Alors, comment construire une église catholique après Vatican II ? En résumé, nous pouvons dire que l'architecture religieuse est un phénomène vivant, en constante évolution ; les architectes et les ecclésiastiques parlent, discutent, publient périodiquement des articles et des livres sur ces questions. Le pape et les évêques aussi. 

Sur ces bases, la Sacrée Congrégation pour le Culte Divin publie des instructions, des notes pastorales, des recommandations, des lettres, etc. Mais tant que tout ce matériel n'est pas incorporé dans une nouvelle édition de la Instruction générale du Missel romainne peut être considérée comme contraignante. 

À ce jour, les éditions latines (editio typica) de l Instruction générale du Missel romain Il y en a eu trois : 1969/70, 1975 et 2002 (réédité en 2008 avec quelques modifications). 

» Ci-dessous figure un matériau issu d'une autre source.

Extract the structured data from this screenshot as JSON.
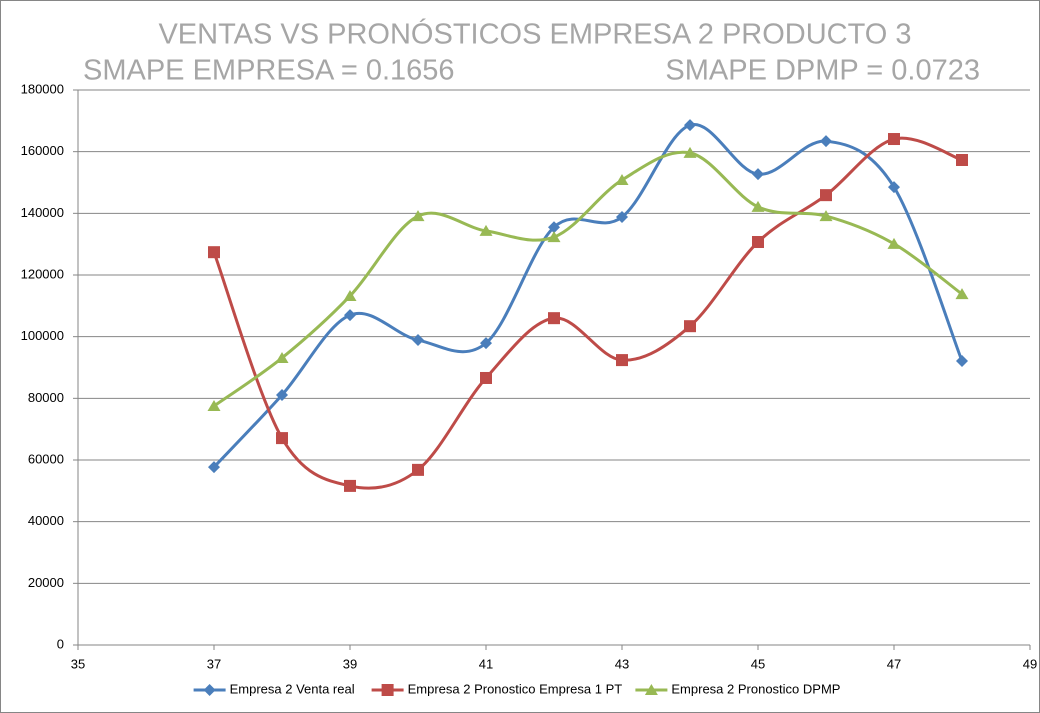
{
  "chart_data": {
    "type": "scatter",
    "title": "VENTAS VS PRONÓSTICOS EMPRESA 2 PRODUCTO 3",
    "annotations": [
      "SMAPE EMPRESA = 0.1656",
      "SMAPE DPMP = 0.0723"
    ],
    "x": [
      37,
      38,
      39,
      40,
      41,
      42,
      43,
      44,
      45,
      46,
      47,
      48
    ],
    "series": [
      {
        "name": "Empresa 2 Venta real",
        "color": "#4a7ebb",
        "marker": "diamond",
        "values": [
          57700,
          81100,
          107000,
          98900,
          97900,
          135500,
          138800,
          168600,
          152700,
          163400,
          148500,
          92100
        ]
      },
      {
        "name": "Empresa 2 Pronostico Empresa 1 PT",
        "color": "#be4b48",
        "marker": "square",
        "values": [
          127400,
          67100,
          51600,
          56800,
          86600,
          106000,
          92400,
          103400,
          130700,
          145900,
          164100,
          157300
        ]
      },
      {
        "name": "Empresa 2 Pronostico DPMP",
        "color": "#98b954",
        "marker": "triangle",
        "values": [
          77500,
          93100,
          113200,
          139100,
          134300,
          132300,
          150800,
          159600,
          142100,
          139100,
          130100,
          113800
        ]
      }
    ],
    "smooth": true,
    "xlim": [
      35,
      49
    ],
    "xticks": [
      35,
      37,
      39,
      41,
      43,
      45,
      47,
      49
    ],
    "ylim": [
      0,
      180000
    ],
    "yticks": [
      0,
      20000,
      40000,
      60000,
      80000,
      100000,
      120000,
      140000,
      160000,
      180000
    ],
    "grid": true,
    "legend": "bottom"
  }
}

En Espagne, la version 2002 a été mise en œuvre en 2016 (les versions précédentes avaient été mises en œuvre en 1978 et 1988, respectivement).

Par conséquent, avant de commencer à concevoir une église, tout architecte devrait faire deux choses : lire le chapitre 5 de la dernière édition de la Instruction générale du Missel romainintitulé "Arrangement et ornementation des églises pour la célébration de l'Eucharistie", car c'est là que tout se joue. En même temps, il ne faut pas perdre de vue que chaque évêque est souverain : c'est lui qui décide comment les choses se passent dans son diocèse. 

En suivant ces orientations, nous pourrons, dans un demi-siècle, reconstruire une véritable architecture conforme à l'esprit et à la lettre du Concile Vatican II. Je pense que c'est tout simplement ce qu'il faut faire.